[Review] Robert Wyatt: Rock Bottom (1974)

His highest musical achievement to date is a surreal sea of strange creatures.

Kronomyth 2.0: Your lunacy fits neatly with my own.

Under the lunacy of Robert Wyatt, you’ll find hedgehogs, guarders (not larders) and half fish/half porpoise/half baby sperm whale creatures to keep you company. Rock Bottom is even stranger than his last album, The End of an Ear, while at the same time managing to be more magical and tuneful too. If you can imagine Robyn Hitchcock on drugs (I know, I thought he already was too), you’ll have an inkling of the surrealist odyssey you’re in for.

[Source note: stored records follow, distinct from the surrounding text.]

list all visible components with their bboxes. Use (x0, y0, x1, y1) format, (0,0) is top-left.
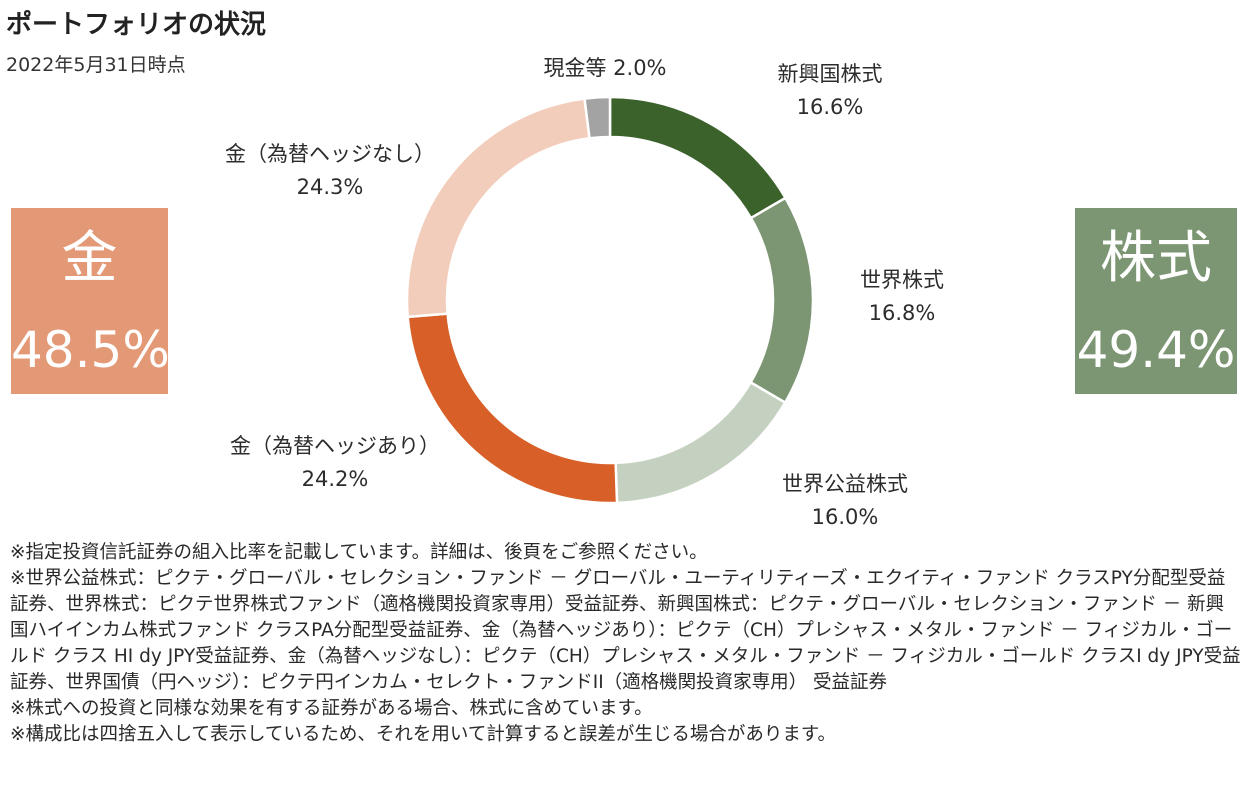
footnote: ※株式への投資と同様な効果を有する証券がある場合、株式に含めています。 (10, 698, 653, 719)
donut-slice (748, 196, 815, 405)
slice-value: 24.2% (301, 467, 369, 491)
slice-label-emerging-stocks: 新興国株式 16.6% (740, 58, 920, 124)
footnote: ※構成比は四捨五入して表示しているため、それを用いて計算すると誤差が生じる場合が… (10, 724, 836, 745)
gold-summary-box: 金 48.5% (11, 208, 170, 394)
slice-label-cash: 現金等 2.0% (520, 52, 690, 85)
slice-label-utility-stocks: 世界公益株式 16.0% (745, 468, 945, 534)
stocks-summary-box: 株式 49.4% (1075, 208, 1237, 394)
donut-slice (405, 97, 591, 319)
slice-value: 16.0% (811, 505, 879, 529)
as-of-date: 2022年5月31日時点 (6, 54, 186, 76)
gold-summary-value: 48.5% (11, 321, 170, 379)
slice-name: 新興国株式 (777, 62, 883, 86)
stocks-summary-value: 49.4% (1076, 321, 1236, 379)
slice-name: 現金等 (543, 56, 607, 80)
page-title: ポートフォリオの状況 (6, 10, 267, 40)
slice-label-gold-unhedged: 金（為替ヘッジなし） 24.3% (200, 138, 460, 204)
slice-label-global-stocks: 世界株式 16.8% (812, 264, 992, 330)
slice-name: 金（為替ヘッジあり） (230, 434, 440, 458)
slice-label-gold-hedged: 金（為替ヘッジあり） 24.2% (205, 430, 465, 496)
stocks-summary-label: 株式 (1100, 226, 1212, 291)
slice-name: 世界公益株式 (782, 472, 908, 496)
slice-value: 2.0% (613, 56, 667, 80)
donut-slice (583, 95, 612, 140)
slice-name: 金（為替ヘッジなし） (225, 142, 435, 166)
gold-summary-label: 金 (61, 226, 118, 291)
slice-value: 16.6% (796, 95, 864, 119)
footnotes: ※指定投資信託証券の組入比率を記載しています。詳細は、後頁をご参照ください。 ※… (10, 540, 1242, 748)
slice-value: 16.8% (868, 301, 936, 325)
slice-value: 24.3% (296, 175, 364, 199)
allocation-donut-chart (405, 95, 815, 505)
footnote: ※指定投資信託証券の組入比率を記載しています。詳細は、後頁をご参照ください。 (10, 542, 708, 563)
footnote: ※世界公益株式：ピクテ・グローバル・セレクション・ファンド － グローバル・ユー… (10, 568, 1241, 693)
slice-name: 世界株式 (860, 268, 944, 292)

Wyatt’s second album manages to be both naïve and sophisticated at the same time. Words morph from nonsense to odd-sense, fluorescent strands of melody float past, and you’ll wonder the whole while if Wyatt is being avant-garde or just out of his gourd. The big difference between this album and The End of an Ear is that the musicians play actual music. Richard Sinclair and Hugh Hopper provide relatively straight accompaniment on bass guitar, Mike Oldfield and Fred Frith could pass for Robert Fripp passing by, while Gary Windo and Mongezi Feza blow things up with some wild soloing on the little, red road tracks.

Water seems to be a common theme on the album. That and hedgehogs. And, in a real sense, you’re submerged in Wyatt’s underwater world for forty minutes, waiting to exhale when it’s all over. I was impressed with how many risks Wyatt was willing to take on his first record, but a method to his madness emerges on Rock Bottom. He really has created his own musical world using piano, drones, words (real and invented) and a carefully selected group of co-conspirators. It’s a great place to start if you’re just getting your feet wet in the work of Robert Wyatt. (You also owe it to yourself to check out this amazing version of Alifib performed by the French group, Odeia.)

Original elpee version

A1. Sea Song (6:30)
A2. A Last Straw (5:44)
A3. Little Red Riding Hood Hit the Road (7:40)
B1. Alifib (6:55)
B2. Alife (6:17)
B3. Little Red Robin Hood Hit the Road (6:19)

Drones and songs by Robert Wyatt.

The Players

Robert Wyatt (voice, keyboards, James’ drum, guitar, Delfina’s wineglass, Delfina’s tray, a small battery) with Laurie Allan (drums on A2/B3), Alfreda Benge (voice on B2), Ivor Cutler (voice on A3, voice and bass concertina on B3), Mongezi Feza (trumpet on A3), Fred Frith (viola on B3), Hugh Hopper (bass guitar on A2/B1/B2), Mike Oldfield (guitar on B3), Richard Sinclair (bass guitar on A1/A3/B3), Gary Windo (bass clarinet and tenor on B2). Produced by Nick Mason; engineered by Steve Cox and Dick Palmer.

The Pictures

Cover by Alfreda Benge.

The Plastic

Released on elpee and cassette in August 1974* in the UK (Virgin, V/TCV 2017), the US (Virgin, VR 13-112) and Japan (Virgin, VIP-4048). (*First appeared in 8/3/74 issue of New Musical Express.)

  1. Re-packaged with Ruth Is Stranger Than Richard on 2-for-1 2LP in 1983 in the UK (Virgin, VGD 3505) with gatefold cover.
  2. Re-issued on compact disc in 1998 in the UK (Hannibal, HNCD 1426) and the US (Thirsty Ear, thi 57044-2) with different cover.
  3. Re-issued on elpee in 2008 in Europe (Domino).